期初に「これだけの範囲を管理し、これだけのリスクに対処する」と明示しておけば、期末の結果が相対的に見える。
具体的には、「今期の目標は○○、想定リスクは△△、それに対してこう対策します」というA4一枚程度の資料を上長に提出する。大掛かりな資料は不要だ。
「起きなかった問題」を記録する
これが最も重要なステップかもしれない。
環境整備によって未然に防いだ問題を、発生しそうになった時点で記録する習慣をつける。
記録フォーマットはシンプルでいい。
| 項目 | 内容 |
|---|---|
| いつ | 問題が発生しそうになった時期 |
| 何が | どんな問題が起きそうだったか |
| どう対処したか | どんな環境整備・対策をしたか |
| 放置した場合の想定インパクト | コスト・時間・品質への影響見積もり |
この記録がなければ、期末に「特に問題はありませんでした」としか言えない。
記録があれば「これだけの問題を未然に防ぎ、結果として○○のコスト発生を回避しました」と言える。
この差は大きい。
チーム成果を「仕組みの効果」として報告する
期末の報告で、チームの成果を「結果」だけで伝えるのはもったいない。
「なぜその結果が出たのか=仕組みの効果」として報告する。
たとえば「売上目標を達成しました」ではなく、「業務フローをこう改善した結果、メンバーが本来業務に集中できる時間が週あたり○時間増えた。その結果、この成果につながった」と説明する。

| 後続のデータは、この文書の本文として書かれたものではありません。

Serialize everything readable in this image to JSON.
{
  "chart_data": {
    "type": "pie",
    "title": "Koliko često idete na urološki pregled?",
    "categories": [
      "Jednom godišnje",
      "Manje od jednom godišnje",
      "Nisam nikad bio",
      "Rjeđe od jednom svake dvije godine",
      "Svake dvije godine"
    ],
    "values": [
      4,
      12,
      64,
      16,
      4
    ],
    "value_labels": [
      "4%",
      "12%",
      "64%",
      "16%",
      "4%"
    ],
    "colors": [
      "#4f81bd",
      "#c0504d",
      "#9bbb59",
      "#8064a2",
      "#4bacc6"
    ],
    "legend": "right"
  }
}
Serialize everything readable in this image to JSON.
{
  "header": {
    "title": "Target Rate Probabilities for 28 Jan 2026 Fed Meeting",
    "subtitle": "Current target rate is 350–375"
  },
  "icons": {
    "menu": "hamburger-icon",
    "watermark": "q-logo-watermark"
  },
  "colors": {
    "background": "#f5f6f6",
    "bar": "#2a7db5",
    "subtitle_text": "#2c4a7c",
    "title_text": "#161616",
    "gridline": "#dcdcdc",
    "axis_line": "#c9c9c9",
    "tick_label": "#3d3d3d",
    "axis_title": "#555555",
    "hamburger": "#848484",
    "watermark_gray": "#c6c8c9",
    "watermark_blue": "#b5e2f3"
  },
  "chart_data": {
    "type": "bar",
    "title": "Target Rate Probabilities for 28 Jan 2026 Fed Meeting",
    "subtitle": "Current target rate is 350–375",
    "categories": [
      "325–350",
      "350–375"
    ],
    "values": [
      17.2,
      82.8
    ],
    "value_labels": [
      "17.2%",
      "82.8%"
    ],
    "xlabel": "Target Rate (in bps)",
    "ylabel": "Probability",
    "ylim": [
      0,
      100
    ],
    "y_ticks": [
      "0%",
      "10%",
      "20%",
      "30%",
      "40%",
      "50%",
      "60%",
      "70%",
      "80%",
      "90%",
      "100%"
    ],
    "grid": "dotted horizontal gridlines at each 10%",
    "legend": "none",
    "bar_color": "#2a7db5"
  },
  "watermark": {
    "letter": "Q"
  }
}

ここで初めて、管理職の「環境整備」という仕事が可視化される。
結果だけを報告すると「チームが優秀だっただけ」と解釈される。仕組みの効果として報告すると「この管理職が環境を整えたから成果が出た」と理解される。
今後のリスクと対策を「先出し」で報告する
今後発生しそうな問題、そのインパクトをコストに換算した見積もり、そしてすでに着手している解決策をまとめて報告する。
これは「問題が起きてから対応する管理職」には絶対にできない報告だ。
先を読み、リスクを洗い出し、事前に対策を立てている──その事実そのものが、環境整備型マネジメントの証明になる。

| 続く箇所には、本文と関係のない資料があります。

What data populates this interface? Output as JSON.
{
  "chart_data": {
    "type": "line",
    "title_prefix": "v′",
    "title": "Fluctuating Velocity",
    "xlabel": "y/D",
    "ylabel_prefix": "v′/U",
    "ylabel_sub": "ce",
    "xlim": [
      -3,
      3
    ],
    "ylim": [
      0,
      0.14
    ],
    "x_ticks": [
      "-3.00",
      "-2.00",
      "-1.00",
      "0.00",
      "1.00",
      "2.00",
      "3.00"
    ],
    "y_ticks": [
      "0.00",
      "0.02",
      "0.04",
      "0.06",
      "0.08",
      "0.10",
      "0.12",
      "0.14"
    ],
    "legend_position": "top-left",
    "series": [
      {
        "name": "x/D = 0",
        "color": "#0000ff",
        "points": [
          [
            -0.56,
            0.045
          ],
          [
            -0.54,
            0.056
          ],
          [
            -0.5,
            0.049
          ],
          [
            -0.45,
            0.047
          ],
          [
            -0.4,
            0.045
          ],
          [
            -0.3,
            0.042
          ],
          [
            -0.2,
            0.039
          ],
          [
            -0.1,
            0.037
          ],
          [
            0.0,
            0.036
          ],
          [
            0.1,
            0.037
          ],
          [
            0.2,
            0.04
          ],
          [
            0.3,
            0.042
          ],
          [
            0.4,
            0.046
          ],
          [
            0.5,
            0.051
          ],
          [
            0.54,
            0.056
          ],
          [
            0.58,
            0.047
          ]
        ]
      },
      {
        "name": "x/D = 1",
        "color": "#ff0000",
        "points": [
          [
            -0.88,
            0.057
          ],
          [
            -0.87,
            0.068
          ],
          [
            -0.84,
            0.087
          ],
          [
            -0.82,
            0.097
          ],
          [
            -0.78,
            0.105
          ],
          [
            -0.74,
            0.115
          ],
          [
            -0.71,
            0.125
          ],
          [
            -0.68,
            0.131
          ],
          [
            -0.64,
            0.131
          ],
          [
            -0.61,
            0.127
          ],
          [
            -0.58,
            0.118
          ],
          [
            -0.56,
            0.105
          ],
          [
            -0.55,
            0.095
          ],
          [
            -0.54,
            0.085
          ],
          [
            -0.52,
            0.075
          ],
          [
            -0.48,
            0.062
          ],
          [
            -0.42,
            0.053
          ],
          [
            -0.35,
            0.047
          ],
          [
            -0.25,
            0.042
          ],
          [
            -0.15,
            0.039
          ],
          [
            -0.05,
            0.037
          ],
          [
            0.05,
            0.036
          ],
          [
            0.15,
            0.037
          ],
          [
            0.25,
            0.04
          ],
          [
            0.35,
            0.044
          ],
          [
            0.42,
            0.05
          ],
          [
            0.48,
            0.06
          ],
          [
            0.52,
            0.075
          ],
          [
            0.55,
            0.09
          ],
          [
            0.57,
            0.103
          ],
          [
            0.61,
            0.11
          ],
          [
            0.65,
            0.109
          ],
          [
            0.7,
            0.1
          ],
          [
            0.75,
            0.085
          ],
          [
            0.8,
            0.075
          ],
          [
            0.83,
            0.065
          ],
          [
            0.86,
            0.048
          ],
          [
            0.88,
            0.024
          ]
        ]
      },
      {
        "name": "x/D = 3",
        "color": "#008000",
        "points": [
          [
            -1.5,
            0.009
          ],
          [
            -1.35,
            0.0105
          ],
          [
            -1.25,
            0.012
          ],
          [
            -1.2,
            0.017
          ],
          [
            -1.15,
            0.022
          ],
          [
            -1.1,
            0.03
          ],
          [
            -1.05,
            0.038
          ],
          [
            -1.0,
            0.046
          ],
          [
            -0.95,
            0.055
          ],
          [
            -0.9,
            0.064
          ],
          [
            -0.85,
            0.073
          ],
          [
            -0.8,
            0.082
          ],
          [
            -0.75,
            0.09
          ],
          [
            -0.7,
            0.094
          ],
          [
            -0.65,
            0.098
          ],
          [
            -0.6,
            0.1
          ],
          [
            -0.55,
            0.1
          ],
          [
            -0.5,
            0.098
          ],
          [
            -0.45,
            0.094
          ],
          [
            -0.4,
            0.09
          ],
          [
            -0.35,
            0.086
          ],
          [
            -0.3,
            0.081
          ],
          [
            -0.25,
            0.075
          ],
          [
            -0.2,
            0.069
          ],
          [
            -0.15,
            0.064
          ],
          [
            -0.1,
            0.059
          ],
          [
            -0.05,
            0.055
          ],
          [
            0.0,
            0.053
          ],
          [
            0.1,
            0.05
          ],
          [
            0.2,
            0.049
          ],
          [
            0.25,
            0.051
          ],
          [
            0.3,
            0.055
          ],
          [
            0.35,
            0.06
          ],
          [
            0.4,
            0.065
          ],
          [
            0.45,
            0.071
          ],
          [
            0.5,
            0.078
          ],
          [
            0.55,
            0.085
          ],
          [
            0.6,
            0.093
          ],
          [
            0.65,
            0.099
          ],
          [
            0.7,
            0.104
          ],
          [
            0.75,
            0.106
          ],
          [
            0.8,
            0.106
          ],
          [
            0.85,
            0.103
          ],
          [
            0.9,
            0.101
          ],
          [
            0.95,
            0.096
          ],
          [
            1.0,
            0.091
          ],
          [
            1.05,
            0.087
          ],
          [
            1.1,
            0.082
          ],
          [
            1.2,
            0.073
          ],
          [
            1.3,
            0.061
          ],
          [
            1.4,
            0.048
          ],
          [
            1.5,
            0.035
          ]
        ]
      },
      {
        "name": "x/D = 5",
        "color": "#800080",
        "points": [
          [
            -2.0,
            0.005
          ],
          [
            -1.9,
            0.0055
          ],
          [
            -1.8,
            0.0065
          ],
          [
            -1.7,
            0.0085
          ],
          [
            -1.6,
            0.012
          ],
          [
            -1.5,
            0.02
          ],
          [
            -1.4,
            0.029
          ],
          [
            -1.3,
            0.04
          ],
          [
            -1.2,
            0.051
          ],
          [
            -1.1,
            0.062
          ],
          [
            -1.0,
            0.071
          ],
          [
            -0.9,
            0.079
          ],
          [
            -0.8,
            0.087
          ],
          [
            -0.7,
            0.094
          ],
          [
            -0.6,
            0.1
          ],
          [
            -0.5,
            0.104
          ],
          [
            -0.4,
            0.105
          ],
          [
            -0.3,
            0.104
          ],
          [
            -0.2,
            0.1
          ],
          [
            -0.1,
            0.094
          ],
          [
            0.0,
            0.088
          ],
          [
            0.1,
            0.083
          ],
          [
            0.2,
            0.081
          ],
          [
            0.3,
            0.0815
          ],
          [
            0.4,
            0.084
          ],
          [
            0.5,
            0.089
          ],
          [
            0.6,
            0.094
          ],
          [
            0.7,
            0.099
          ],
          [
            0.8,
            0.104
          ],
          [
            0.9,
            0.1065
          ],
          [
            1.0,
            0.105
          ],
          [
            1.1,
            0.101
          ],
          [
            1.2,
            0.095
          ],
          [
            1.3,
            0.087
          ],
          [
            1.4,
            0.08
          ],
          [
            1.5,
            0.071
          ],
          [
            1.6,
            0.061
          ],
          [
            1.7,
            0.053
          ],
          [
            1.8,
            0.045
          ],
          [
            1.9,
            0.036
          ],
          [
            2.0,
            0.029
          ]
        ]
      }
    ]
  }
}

「来期は○○というリスクが想定される。放置した場合のインパクトは△△万円。すでに□□の対策に着手済みで、来月中に完了予定」──こうした報告を重ねることで、管理職としての先読み力が評価者に伝わる。
自分のマネジメントスキルを「資産」として整理する
ここまでのステップを積み重ねると、副産物として大きなものが手に入る。
自分のマネジメントの棚卸しだ。
何ができるか。何を改善してきたか。どんな問題をどう防いできたか。
これらが明文化されると、短期的には評価面談での武器になる。
そして中長期的には、自分が活躍できる場所を、自分の力で見つけられる基盤になる。
自分のスキルが整理されていれば、次のステージを自分で選べる。資料化は面倒だが、それは「自分のキャリアの可視化」でもある。
まとめ

管理職のマネジメント成果が評価されない原因は、能力の問題ではない。
「見せ方」の問題だ。
環境整備型のマネジメントは、チームにとって最も価値のある仕事だ。業務フローを設計し、判断基準を整え、ボトルネックを先に潰す。この積み重ねがチームの成果を支えている。
ただし、その成果は自動的には評価されない。だから「見える化」という技術が必要になる。
資料化には時間がかかる。大変だ。
しかし、この積み重ねは数年後に必ず認められる。
そして何より、自分のスキルが整理され、活躍できる場所を自分で見つけられるようになる。
これが、環境整備型の管理職にとって最大の武器だと、僕は思っている。